Monday, February 20, 2017

GNs and media

The night bookmobile by Audrey Niffenegger.  Of course I have seen this title and cover before, but something about the description always put me off.  I picked it up because it is my turn to do the in-library display and I did graphic novels and something finally fell into place.

I read this, and when I got to the end, I went back to the front page and read it again.  The book goes in one direction, until a very abrupt turn towards the end.  Re-reading it, knowing what's coming, is a bit different from the first time around.

I wish the graphics were a little less cartoony, that the turn was less abrupt.  4 stars.

Age of reptiles: Ancient Egyptians by Ricardo Delgado.  I guess this won awards?  It was super-highly reviewed?  I don't see the appeal; like 1 and 1/2 stars.

This is a wordless graphic novel; it's very hard to follow the action because of the  very small pictures of various similar-looking dinosaurs.  In one of the introductions-- there are 2 by 2 different people-- the writer talks about anthropormophizing the animals and seeing emotion on their faces, making it such a deep story.  I looked really hard for that and couldn't find it.  I don't know if this isn't the book for me, or if I'm not right for this book.
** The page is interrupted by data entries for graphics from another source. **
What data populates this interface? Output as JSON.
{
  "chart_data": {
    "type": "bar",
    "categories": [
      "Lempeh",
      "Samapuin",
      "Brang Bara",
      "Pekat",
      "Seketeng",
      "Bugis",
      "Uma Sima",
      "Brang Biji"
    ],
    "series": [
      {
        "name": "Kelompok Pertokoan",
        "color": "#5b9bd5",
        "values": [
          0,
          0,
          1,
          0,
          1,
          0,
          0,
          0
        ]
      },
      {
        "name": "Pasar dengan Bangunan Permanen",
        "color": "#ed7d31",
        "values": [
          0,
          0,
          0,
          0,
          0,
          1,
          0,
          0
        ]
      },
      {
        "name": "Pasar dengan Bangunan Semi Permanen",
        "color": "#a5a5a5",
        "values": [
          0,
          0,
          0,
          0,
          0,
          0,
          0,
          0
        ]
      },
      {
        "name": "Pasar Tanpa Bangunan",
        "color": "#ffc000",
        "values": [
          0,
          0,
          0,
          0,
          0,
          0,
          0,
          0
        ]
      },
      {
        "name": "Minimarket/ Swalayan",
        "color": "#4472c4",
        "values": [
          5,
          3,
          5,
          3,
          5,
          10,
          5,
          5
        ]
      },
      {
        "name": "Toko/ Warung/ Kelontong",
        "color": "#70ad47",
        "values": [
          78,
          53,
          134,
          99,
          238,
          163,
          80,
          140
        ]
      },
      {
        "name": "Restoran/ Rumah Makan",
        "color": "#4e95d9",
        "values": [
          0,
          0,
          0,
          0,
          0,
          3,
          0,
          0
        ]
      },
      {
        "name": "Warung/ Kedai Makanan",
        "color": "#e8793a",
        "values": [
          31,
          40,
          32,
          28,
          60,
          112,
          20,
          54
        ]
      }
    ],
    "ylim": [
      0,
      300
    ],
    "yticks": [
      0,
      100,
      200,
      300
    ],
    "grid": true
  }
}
Embrace with Taryn Brumfitt.  Our local movie theater never got this in-- and they never even replied to all the people who contacted them asking for it.  Poor form.  But this documentary is now on iTunes, so some friends had a little get-together for Girls' Night In.

Not very many of these ideas were really new to me; poking around online, having friends and family who are rockin' women, trying (and failing) to buy clothes in stores or online... no one should be surprised that our consumer culture, the fashion industry, and we ourselves have a very narrow definition of the ideal or even acceptable female body type, and that we should be consciously working to expand those definitions.  This film struck a really nice balance-- no, you don't need to meet these unrealistic measurements to be healthy and lovely, and no, you don't need to tell severely overweight people that they are healthy just how they are.  But however you are, why waste energy wishing you had other features?  Be heart-healthy and eat well, and ignore what the label in your jeans says.